Les levées de fonds :
le meilleur moyen de faire parler de
sa startup dans les médias ?
par Kevin Bresson
Les levées de fonds :
le meilleur moyen de faire parler
de sa startup dans les médias ?
2,3 milliards d’euros levés par les startups françaises en 2017 pour 689 tours de financement. Soit autant de communiqués de presse de startup de 600 mots avec des chiffres qui laissent rêveur et des citations de CEO sur les ambitions et la satisfaction personnelle « de franchir un cap ». Si la plupart des acteurs s’accordent pour dire que la communication simple d’une levée de fonds n’apporte rien, elle s’est imposée comme un contenu clé et récurrent pour de nombreux médias, spécialisés ou non.
Nous avons donc tenté de comprendre pourquoi et comment la levée de fonds était-elle devenue le seul moyen de faire parler d’une startup ? Pourquoi cet indicateur n’est-il absolument pas pertinent dans l’analyse d’une startup ? Mais surtout pourquoi la levée de fonds est-elle devenue la « clic-machine » des médias économiques ?
Par Kevin Bresson
La levée de fonds, le seul moyen de faire parler de sa startup ?
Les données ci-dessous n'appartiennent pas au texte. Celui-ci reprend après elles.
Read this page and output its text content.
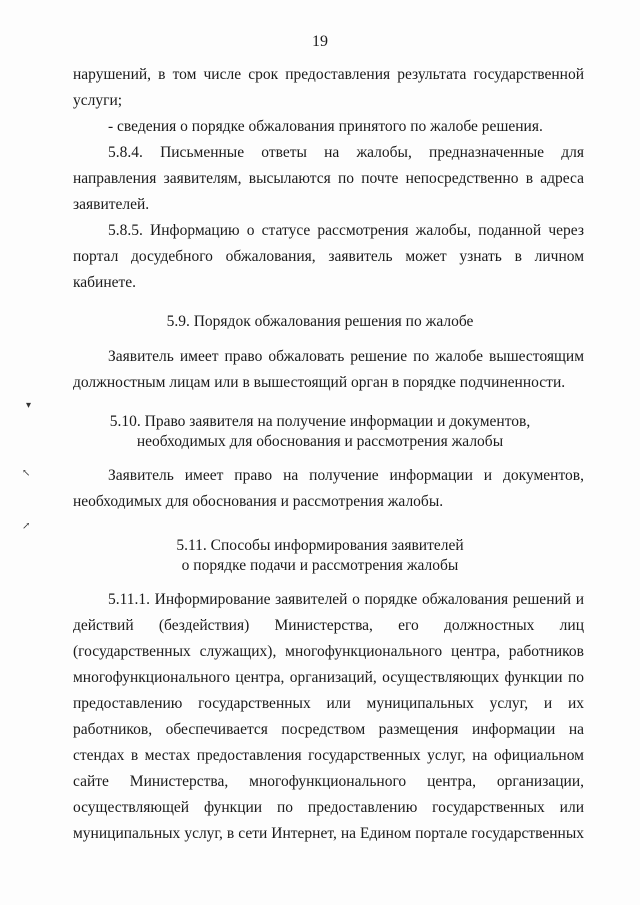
19
нарушений, в том числе срок предоставления результата государственной
услуги;
- сведения о порядке обжалования принятого по жалобе решения.
5.8.4. Письменные ответы на жалобы, предназначенные для
направления заявителям, высылаются по почте непосредственно в адреса
заявителей.
5.8.5. Информацию о статусе рассмотрения жалобы, поданной через
портал досудебного обжалования, заявитель может узнать в личном
кабинете.
5.9. Порядок обжалования решения по жалобе
Заявитель имеет право обжаловать решение по жалобе вышестоящим
должностным лицам или в вышестоящий орган в порядке подчиненности.
5.10. Право заявителя на получение информации и документов,
необходимых для обоснования и рассмотрения жалобы
Заявитель имеет право на получение информации и документов,
необходимых для обоснования и рассмотрения жалобы.
5.11. Способы информирования заявителей
о порядке подачи и рассмотрения жалобы
5.11.1. Информирование заявителей о порядке обжалования решений и
действий (бездействия) Министерства, его должностных лиц
(государственных служащих), многофункционального центра, работников
многофункционального центра, организаций, осуществляющих функции по
предоставлению государственных или муниципальных услуг, и их
работников, обеспечивается посредством размещения информации на
стендах в местах предоставления государственных услуг, на официальном
сайте Министерства, многофункционального центра, организации,
осуществляющей функции по предоставлению государственных или
муниципальных услуг, в сети Интернет, на Едином портале государственных
▾
↖
↗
Le nombre de startups explose. Entre celles qui ont un fort potentiel, celles qui vont mourir dans 3 ans et celles dont personne n’entend parler mais qui font du chiffre d’affaires, la levée de fonds est un des rares indicateurs à donner de la crédibilité. Elles « tiennent la route » et intéressent des investisseurs, tout en confirmant aussi qu’elles sont encore très loin de la rentabilité. Céline Puff Ardichvili, associée chez Look Sharp, une agence de relations presse pour startup, explique encourager les startups à communiquer sur la levée de fonds « car cela les crédibilise également pour des RP sur le plus long terme – les journalistes auront vu passer leur levée et seront plus attentifs à leur actualité à venir. Un communiqué de presse de levée de fonds est avant tout factuel, il y a des chiffres et c’est un « proofpoint » de la viabilité de la startup. Ce type d’outil est un moyen d’attirer l’attention du journaliste et en même temps de le rassurer sur son choix, à l’heure où les startups semblent pousser de partout et où les sujets autour des success stories de ces dernières intéressent particulièrement les médias.»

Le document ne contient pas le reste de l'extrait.